Using Systems Biology to Improve Patient Outcomes
As unique as one’s ‘John Hancock,’ a genetic “signature” is helping scientists develop a new technique to identify aggressive forms of prostate cancer. Currently, a grading system known as Gleason score determines the severity of prostate cancer, with a high score typically being assigned to those determined to have a poor prognosis. But there are times when men with a low Gleason score still go on to develop aggressive tumors.
Investigators from The Cancer Institute of New Jersey, along with colleagues from the Institute for Advanced Study in Princeton and Chugai Pharmaceutical in Japan, wanted to further understand the molecular characteristics associated with poor prognosis – all through the help of Systems Biology methodologies.
In their study which appeared in the December 27, 2011, edition of Proceedings of the National Academy of Sciences (doi/10.1073/pnas.1117029108), investigators started by examining gene expression data from 281 prostate cancer tissue samples from a 2010 Swedish study. In this study, samples from each patient’s tumor were collected by biopsy, stored, and analyzed using a technology known as microarray, by which a sample can be scanned for the expression of thousands of genes using probes – or ‘baits’ - affixed on glass slides. The final data published from this study contained the levels of each gene measured in each sample, resembling a vast ‘light field’: green lights for inactive genes, red lights for active genes. Investigators examined these data looking for patterns that might identify specific tumor characteristics; these patterns can be thought of as traces – or ‘signatures’ –of genetic aberrations causing various malfunctions in the tumor cells. The team then looked at the combination of these signatures that were present in each sample.
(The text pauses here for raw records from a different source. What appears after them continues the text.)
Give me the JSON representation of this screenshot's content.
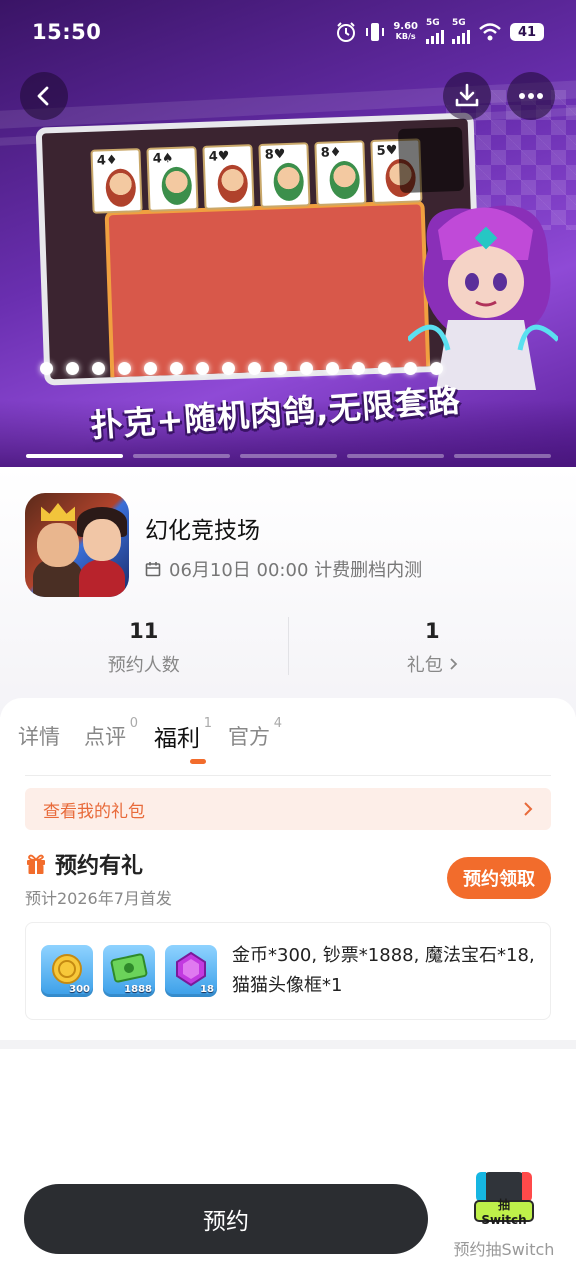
{
  "status_bar": {
    "time": "15:50",
    "net_speed": "9.60",
    "net_unit": "KB/s",
    "sim1": "5G",
    "sim2": "5G",
    "battery": "41"
  },
  "hero": {
    "slogan": "扑克+随机肉鸽,无限套路",
    "page_count": 5,
    "active_page": 1,
    "icons": [
      "back-arrow-icon",
      "download-icon",
      "more-icon"
    ]
  },
  "app": {
    "name": "幻化竞技场",
    "test_info": "06月10日 00:00 计费删档内测",
    "stats": [
      {
        "value": "11",
        "label": "预约人数"
      },
      {
        "value": "1",
        "label": "礼包"
      }
    ]
  },
  "tabs": [
    {
      "label": "详情",
      "count": ""
    },
    {
      "label": "点评",
      "count": "0"
    },
    {
      "label": "福利",
      "count": "1"
    },
    {
      "label": "官方",
      "count": "4"
    }
  ],
  "active_tab": "福利",
  "benefits": {
    "my_gifts_link": "查看我的礼包",
    "reserve_title": "预约有礼",
    "reserve_subtitle": "预计2026年7月首发",
    "claim_button": "预约领取",
    "reward_icons": [
      {
        "name": "coin",
        "qty": "300"
      },
      {
        "name": "banknote",
        "qty": "1888"
      },
      {
        "name": "gem",
        "qty": "18"
      }
    ],
    "reward_text": "金币*300, 钞票*1888, 魔法宝石*18, 猫猫头像框*1"
  },
  "bottom": {
    "reserve_button": "预约",
    "switch_badge": "抽Switch",
    "switch_label": "预约抽Switch"
  },
  "colors": {
    "accent": "#f26c2c",
    "hero_purple": "#6a2fb0",
    "button_dark": "#2b2d31",
    "gift_link_bg": "#fdeee8"
  }
}
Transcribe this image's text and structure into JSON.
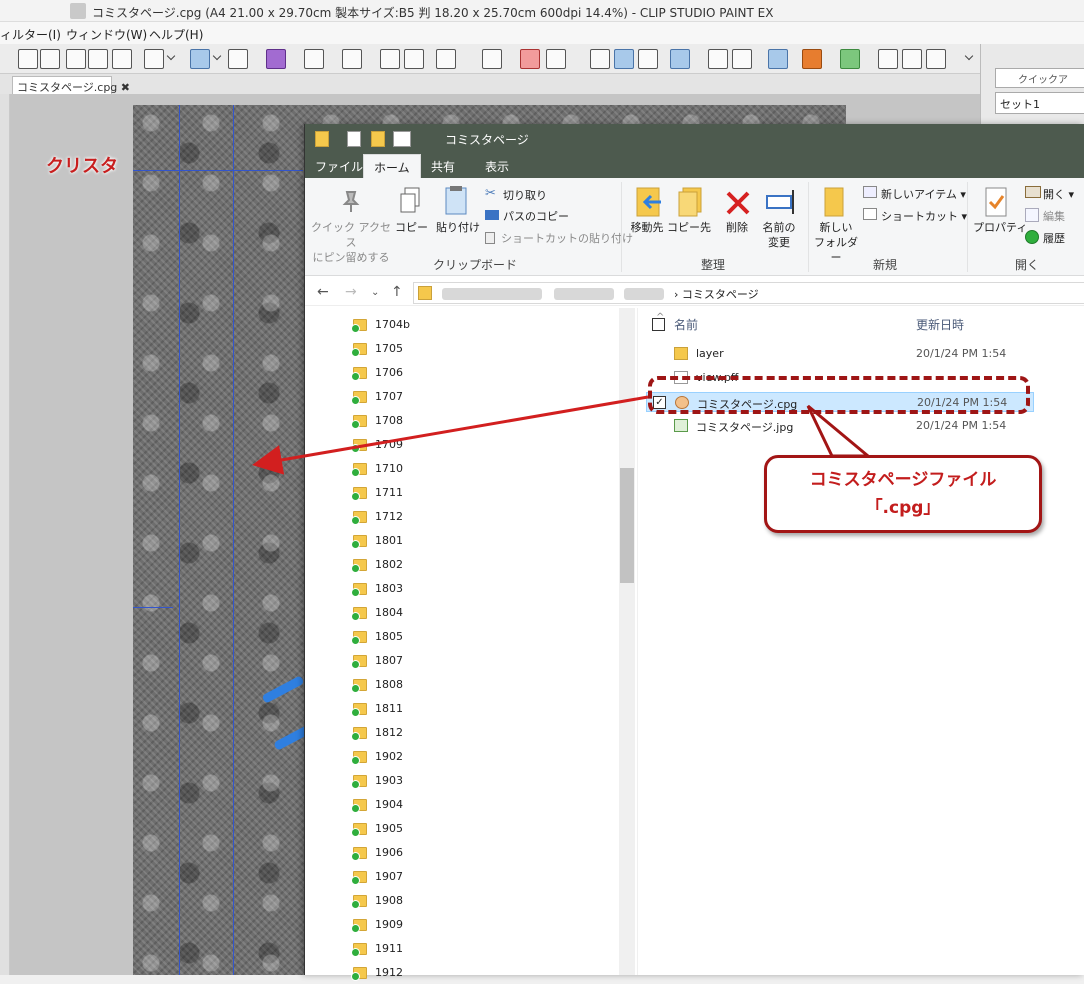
{
  "window": {
    "title": "コミスタページ.cpg (A4 21.00 x 29.70cm 製本サイズ:B5 判 18.20 x 25.70cm 600dpi 14.4%) - CLIP STUDIO PAINT EX"
  },
  "menu": {
    "items": [
      "ィルター(I)",
      "ウィンドウ(W)",
      "ヘルプ(H)"
    ]
  },
  "canvas": {
    "tab_label": "コミスタページ.cpg ✖"
  },
  "right_panel": {
    "search_placeholder": "クイックア",
    "set_label": "セット1"
  },
  "annotation": {
    "left_label": "クリスタ",
    "callout_line1": "コミスタページファイル",
    "callout_line2": "「.cpg」",
    "accent_color": "#c31d1d"
  },
  "explorer": {
    "title": "コミスタページ",
    "tabs": [
      "ファイル",
      "ホーム",
      "共有",
      "表示"
    ],
    "active_tab": "ホーム",
    "ribbon": {
      "clipboard": {
        "pin": "クイック アクセス\nにピン留めする",
        "copy": "コピー",
        "paste": "貼り付け",
        "cut": "切り取り",
        "copy_path": "パスのコピー",
        "paste_shortcut": "ショートカットの貼り付け",
        "group": "クリップボード"
      },
      "organize": {
        "move_to": "移動先",
        "copy_to": "コピー先",
        "delete": "削除",
        "rename": "名前の\n変更",
        "group": "整理"
      },
      "new": {
        "new_folder": "新しい\nフォルダー",
        "new_item": "新しいアイテム ▾",
        "shortcut": "ショートカット ▾",
        "group": "新規"
      },
      "open": {
        "properties": "プロパティ",
        "open": "開く ▾",
        "edit": "編集",
        "history": "履歴",
        "group": "開く"
      }
    },
    "address": {
      "crumb": "›  コミスタページ"
    },
    "nav_folders": [
      "1704b",
      "1705",
      "1706",
      "1707",
      "1708",
      "1709",
      "1710",
      "1711",
      "1712",
      "1801",
      "1802",
      "1803",
      "1804",
      "1805",
      "1807",
      "1808",
      "1811",
      "1812",
      "1902",
      "1903",
      "1904",
      "1905",
      "1906",
      "1907",
      "1908",
      "1909",
      "1911",
      "1912"
    ],
    "columns": {
      "name": "名前",
      "modified": "更新日時"
    },
    "files": [
      {
        "name": "layer",
        "date": "20/1/24 PM 1:54",
        "icon": "folder-icon"
      },
      {
        "name": "view.pff",
        "date": "",
        "icon": "file-icon"
      },
      {
        "name": "コミスタページ.cpg",
        "date": "20/1/24 PM 1:54",
        "icon": "clip-studio-file-icon",
        "selected": true
      },
      {
        "name": "コミスタページ.jpg",
        "date": "20/1/24 PM 1:54",
        "icon": "image-file-icon"
      }
    ]
  }
}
Researchers identified five prostate cancer subtypes. Three of those groups were determined to have a non-malignant outcome, but the molecular profiles of the other two groups exhibited a distinct high-risk prognosis, as confirmed by clinical outcome data. The data were re-confirmed using a different study set. The authors note, the two study sets differed in patient characteristics including age, ethnicity and treatment regimens, but had comparable molecular features in the two high-risk subtypes.
“Gleason score remains the best indicator of overall prostate cancer survival to date, but if we are able to identify patients with a low Gleason score who, nevertheless, exhibit characteristics for developing an aggressive prostate cancer, clinicians may be able to better manage the disease,” said CINJ resident member Arnold J. Levine, PhD, senior author of the research and professor of pediatrics and biochemistry at UMDNJ-Robert Wood Johnson Medical School. He is also a professor emeritus at the Simons Center for Systems Biology at the Institute for Advanced Study.
In order to do that, investigators need to determine the relevance of this subtype classification for the development of diagnostic methods to influence treatment decisions, including treatment versus follow up and the identification of new targeted therapies. Using Systems Biology, a pilot study is now being conducted at CINJ to determine the suitability of Next Generation Sequencing technologies in reading out even more detailed genetic information from prostate tumor samples stored in paraffin wax blocks.
By utilizing shared resources at CINJ (Biospecimen Repository Service, Functional Genomics and Bioinformatics) and the Center for Systems Biology, researchers will be able to reconfirm their findings and further investigate more efficient strategies to achieve this classification. An example of the latter is to identify a set of surface markers on prostate cancer cells that would allow investigators to classify prostate cancer patients into the subtypes uncovered by the gene expression analysis. Using a specialized cyber infrastructure to analyze tissue slides, the presence of surface markers could then be identified.
With translational science traditionally being an effort “from laboratory bench to patient bedside,” the Center for Systems Biology at CINJ further expands that to "from computer to bench to bedside” with advancing technologies in between.